Выхожу из участка. Небо затянуто тучами, с минуты на минуту на землю готов обрушиться дождь. Хорошо, что я на машине.
На ходу щелкаю сигналкой.
– Дядь, дай покататься.
Вчерашний паренек сидит задом на спинке лавочки, ноги на сидушке, сам жвачку жует, аж челюсти ходуном ходят.
– Права есть?
– Нет.
– Свободен.
– Жлоб.
Пацан вложил в это слово столько злости, что я невольно задержал на нем взгляд. Совсем бесстрашный хамить взрослому мужику? Детдомовские и то такое себе не позволяют.
Алексей взгляд выдержал, еще и подбородок задрал выше. В глазах цвета грозового неба, обрамленных выцветшими длинными ресницами, вызов: ну давай, скажи что–нибудь.

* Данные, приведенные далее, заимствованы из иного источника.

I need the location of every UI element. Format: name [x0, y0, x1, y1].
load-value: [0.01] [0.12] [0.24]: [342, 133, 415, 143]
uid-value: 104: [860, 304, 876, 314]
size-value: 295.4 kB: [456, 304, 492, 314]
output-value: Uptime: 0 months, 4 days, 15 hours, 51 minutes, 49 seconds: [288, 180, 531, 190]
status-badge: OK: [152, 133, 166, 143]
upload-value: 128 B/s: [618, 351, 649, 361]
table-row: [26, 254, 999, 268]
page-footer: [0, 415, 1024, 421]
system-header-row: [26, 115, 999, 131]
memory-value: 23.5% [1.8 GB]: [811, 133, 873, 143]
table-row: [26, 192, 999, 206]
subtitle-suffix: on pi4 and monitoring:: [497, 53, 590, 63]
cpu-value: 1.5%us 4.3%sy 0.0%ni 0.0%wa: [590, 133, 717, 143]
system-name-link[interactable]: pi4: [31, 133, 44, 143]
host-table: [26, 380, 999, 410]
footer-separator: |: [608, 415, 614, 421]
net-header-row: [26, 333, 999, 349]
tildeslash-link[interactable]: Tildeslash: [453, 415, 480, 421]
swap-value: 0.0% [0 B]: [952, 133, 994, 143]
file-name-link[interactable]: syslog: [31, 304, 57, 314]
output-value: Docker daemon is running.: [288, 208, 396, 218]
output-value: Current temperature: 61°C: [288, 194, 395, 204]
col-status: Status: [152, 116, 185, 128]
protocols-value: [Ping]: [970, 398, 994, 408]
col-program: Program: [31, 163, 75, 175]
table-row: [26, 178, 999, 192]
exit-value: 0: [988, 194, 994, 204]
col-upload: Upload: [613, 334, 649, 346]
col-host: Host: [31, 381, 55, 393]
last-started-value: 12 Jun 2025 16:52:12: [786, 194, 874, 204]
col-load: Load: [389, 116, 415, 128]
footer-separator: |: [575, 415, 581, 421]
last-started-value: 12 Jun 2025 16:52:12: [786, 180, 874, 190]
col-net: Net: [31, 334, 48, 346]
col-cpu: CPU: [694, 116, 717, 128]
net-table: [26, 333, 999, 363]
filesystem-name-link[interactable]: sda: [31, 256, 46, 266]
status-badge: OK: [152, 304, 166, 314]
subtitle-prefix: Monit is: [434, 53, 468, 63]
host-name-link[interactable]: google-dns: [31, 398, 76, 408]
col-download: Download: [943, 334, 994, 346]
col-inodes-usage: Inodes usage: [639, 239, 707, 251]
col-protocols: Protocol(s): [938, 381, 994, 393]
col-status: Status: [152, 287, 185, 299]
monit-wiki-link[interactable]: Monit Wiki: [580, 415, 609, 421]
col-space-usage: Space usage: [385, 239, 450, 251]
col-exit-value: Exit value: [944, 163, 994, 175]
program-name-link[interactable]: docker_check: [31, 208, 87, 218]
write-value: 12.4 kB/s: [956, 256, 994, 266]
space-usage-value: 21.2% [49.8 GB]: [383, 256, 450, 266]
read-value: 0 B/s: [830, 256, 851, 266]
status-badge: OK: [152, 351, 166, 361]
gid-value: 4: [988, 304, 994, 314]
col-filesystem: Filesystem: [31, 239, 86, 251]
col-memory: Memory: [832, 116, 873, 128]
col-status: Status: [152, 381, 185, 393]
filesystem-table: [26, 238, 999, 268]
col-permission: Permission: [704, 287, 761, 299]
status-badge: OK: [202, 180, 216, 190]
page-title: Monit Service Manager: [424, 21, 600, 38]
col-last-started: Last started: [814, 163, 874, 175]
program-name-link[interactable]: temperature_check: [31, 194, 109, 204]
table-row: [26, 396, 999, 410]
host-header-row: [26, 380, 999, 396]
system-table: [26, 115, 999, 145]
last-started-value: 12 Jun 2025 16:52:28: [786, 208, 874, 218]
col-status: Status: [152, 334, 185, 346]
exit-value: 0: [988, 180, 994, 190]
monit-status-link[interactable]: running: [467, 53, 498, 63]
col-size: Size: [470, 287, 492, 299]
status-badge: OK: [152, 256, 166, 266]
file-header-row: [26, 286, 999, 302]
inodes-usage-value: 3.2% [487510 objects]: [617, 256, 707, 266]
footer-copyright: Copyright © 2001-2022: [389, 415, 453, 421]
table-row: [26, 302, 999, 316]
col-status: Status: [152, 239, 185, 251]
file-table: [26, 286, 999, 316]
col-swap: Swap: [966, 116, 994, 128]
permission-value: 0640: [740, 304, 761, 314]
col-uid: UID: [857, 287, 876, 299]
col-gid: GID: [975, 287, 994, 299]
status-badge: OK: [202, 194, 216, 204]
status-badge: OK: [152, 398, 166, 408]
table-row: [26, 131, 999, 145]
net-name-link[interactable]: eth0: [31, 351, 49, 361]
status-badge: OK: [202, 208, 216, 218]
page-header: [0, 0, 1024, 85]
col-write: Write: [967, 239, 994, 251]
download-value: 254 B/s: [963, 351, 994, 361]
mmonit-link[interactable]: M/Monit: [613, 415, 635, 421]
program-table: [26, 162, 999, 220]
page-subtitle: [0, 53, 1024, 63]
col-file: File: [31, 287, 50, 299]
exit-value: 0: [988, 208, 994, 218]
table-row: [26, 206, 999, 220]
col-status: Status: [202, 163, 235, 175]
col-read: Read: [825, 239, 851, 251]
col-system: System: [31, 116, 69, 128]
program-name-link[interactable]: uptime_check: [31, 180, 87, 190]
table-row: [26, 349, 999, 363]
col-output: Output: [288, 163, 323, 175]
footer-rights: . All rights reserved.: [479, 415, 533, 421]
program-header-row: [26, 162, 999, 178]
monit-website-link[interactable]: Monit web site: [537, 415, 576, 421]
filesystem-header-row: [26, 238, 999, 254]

Ухмыльнувшись дитю, подхожу к своему авто, сажусь в машину. Кидаю телефон и утвержденный эскиз на пассажирское сиденье, завожу мотор и пару минут еще жду, когда прогреется. С любовью поглаживаю приятную на ощупь рифленую оплетку руля.
– Ласточка моя.
Поворачиваю голову. Леха сидит на лавочке в той же позе, пристально разглядывает мою машину и меня в ней. Встречаемся с ним взглядами, он щурится, я в ответ.
Что–то не нравишься ты мне, парень. Что задумал?
Выжимаю сцепление и дергаюсь с места, оставив за собой брызги черной грязи.
Дома, ежась от холода, наскоро обедаю, топлю печь. Принимаюсь за расчеты.
За стеной Сашка кашляет. Еще и еще. Уже с надрывом.
Может, ему лекарства какие нужны, я на машине до аптеки съездить могу. Надо предложить помощь.
В соседском дворе и дальше никого не вижу, иду в дом.
– Ирина? Вы дома?
Саша, кашляя, выглядывает из комнаты. Щеки алые.
– Саша, мама где?
Пожимает плечами.
– Иди ко мне.
Сажусь на стул, подзываю ребенка. Подходит. Ладонью трогаю лоб – горячий. А вот дома опять холодно и печь не топится.
– Болит что–нибудь?
– Горлышко.
Осматриваю кухоньку на предмет лекарств или сиропов. Нет ничего.
– Я с тобой побуду, маму твою подожду, – кивает. – Это что у тебя? – показываю на несуразную кривую досточку, зажатую в руке.
– Пистолет, – отвечает гордо и протягивает мне.
– Мм, классный, – верчу в руках досточку. – А чем стреляет?
– Гранатами. Вот, видишь?
Сашок зажимает кулачок, заносит руку назад и делает резкий выпад вперед, как будто что–то бросает.
– Ба–бах! – хрипит и снова закашливается.
Да где же мать его носит? У нее тут ребенок больной!
– Ничего себе! Ловко. Кого это ты там бабахнул?
– Плохих дядек. Очень–очень плохих и страшных, – шепчет. – Они нас ищут. Мы от них бегали, бегали и сюда прибежали, спрятались.
– Мм, понятно.
Ничего не понятно!
– Моя мама очень–очень красивая!
Ну… у детей своя мама всегда самая красивая. Если только реально мама у Саши не Ирина.
– А как твою маму зовут? Которая очень–очень красивая?